Berdasarkan data The Nielsen Indonesia, pertumbuhan omzet minus 3,4% di sektor supermarket dan hypermarket pada 2017 dibandingkan 2016.  Sementara minimarket pada tahun lalu pertumbuhan omzetnya sebesar 6,4%. “Minimarket biasanya  tumbuh di atas 20% (per-tahun), jika omzet nasional naik 10%-11%/ tahun. Sedangkan supermarket dan hypermarket (pada kondisi itu omzetnya tumbuh) 9%-10%,” kata Yongky, sebagaimana dikutip bisnis.com.

Sementara menurut praktisi ritel Pudjianto dilihat secara existing gerai mengalami penurunan. Tetapi bila dilihat secara perusahaan mengalami peningkatan. Peningkatan tersebut bisa saja terjadi karena perusahaan menambah gerai. Artinya secara komulatif belum tentu mengalami kenaikan, kalau pun naik tidak signifikan. “Tapi bila dibandingkan 10 tahun yang lalu, semua gerai pada masa itu mengalami pertumbuhan yang luar biasa,” ujarnya kepada pelakubisnis.com. Kini tidak mungkin lagi  terjadi pertumbuhan yang luar biasa seperti 10 tahun yang lalu. Pasalnya kue minimarket mulai landai, kenaikan biaya operasional lebih besar dibandingkan persentase dari keuntungan.

Memang kelihatannya gerai-gerai minimarket, kata Pudjianto, tumbuh di mana-mana. Tapi tidak semua gerai- gerai itu eksis, ada juga  beberapa gerai yang tutup. Hal ini disebabkan karena pertumbuhan minimarket mulai landai. Berbeda halnya, kondisi 10 tahun yang lalu.

Pudjianto menambahkan, peta pertumbuhan gerai di tahun 2018, tetap minimarket yang lebih tumbuhan dibandingkan supermarket dan hypermarket. Pasalnya, era supermarket dan hypermarket sudah berakhir. “Saya sih berharap ada pemain-pemain baru (minimarket-Red), yang bisa lebih bagus. Artinya saya melihatnya jangan ‘akar tunggal, akar rumput’ lah,” ujarnya memberi analogi supaya bermunculan pemain-pemain baru minimarket supaya masyarakat banyak pilihan.

Menjamurnya minimarket terlihat di jalan-jalan raya dan perumahan di berbagai penjuru kota. Jarak antara satu minimarket dengan pasar swalayan kecil lainnya sangat dekat, bahkan banyak yang bersebelahan atau berada pada radius terdekat antara merk minimarket yang satu dengan yang lain. Fenomena itu menunjukkan persaingan antar minimarket, seperti Indomart, Circle K dan Alfamart sangat kuat.
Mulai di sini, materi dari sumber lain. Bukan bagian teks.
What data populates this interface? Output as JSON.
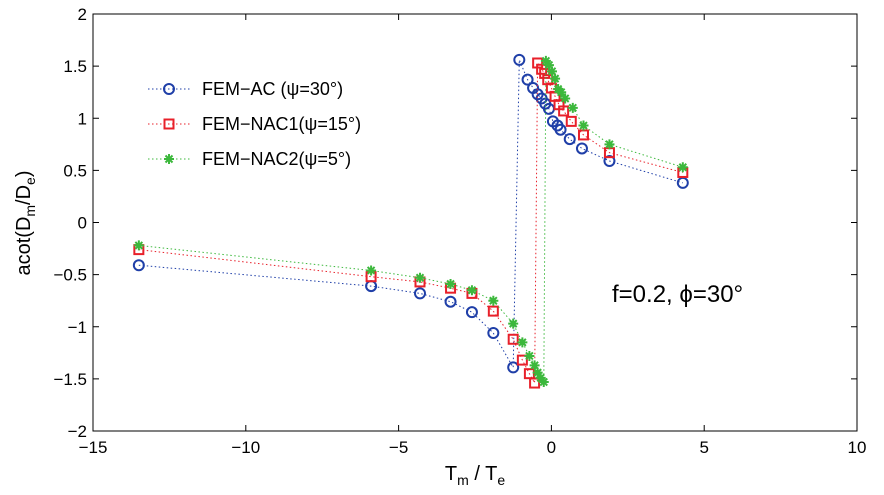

Menurut Research analyst DBS Vickers Securities, sebagaimana dikutip dari akurat.co, menyebutkan bisnis minimarket diperkirakan akan mengalami pertumbuhan hingga 15,5 persen mulai tahun 2018 hingga tiga tahun mendatang.

Mungkin itu pula yang menyebabkan pemain ritel yang sebelumnya berkiprah di supermarket, masuk ke minimarket. Tak pelak lagi, belakangan bermunculan minimarket-minimarket baru. Sebut saja 212 Mart yang mengusung segmen Muslim. Minimarket ini berawal dari aksi damai 2 Desember 2016, kini menjelma menjadi 212 Mart yang dinaungi Koperasi Syariah 212. Sampai Maret lalu gerainya  mencapai 104 dan tersebar di sejumlah wilayah di Indonesia. Pihaknya pun menargetkan pada tahun ini jumlahnya berlipat ganda menjadi minimal 200 gerai, dan maksimal 250 gerai.

Masih dalam segmen komunitas yang sama, muncul juga SodaqoMart yang dikelola PT Hydro Perdana dan ACT dalam pengembangan ritel Sodago melibatkan unsur ibadah, melalui sedekah. Dengan cara berbelanja di gerai Sodaqo, maka pelanggan dan masyarakat, selain memenuhi kebutuhan pokok sehari-hari, juga turut memiliki peran yang besar dalam membantu kehidupan tiga kaum, yaitu: anak-anak yatim piatu, kaum dhuafa dan fakir miskin serta kaum catat (disabilitas). Di mana 30% keuntungan dari bisnis Sodaqo.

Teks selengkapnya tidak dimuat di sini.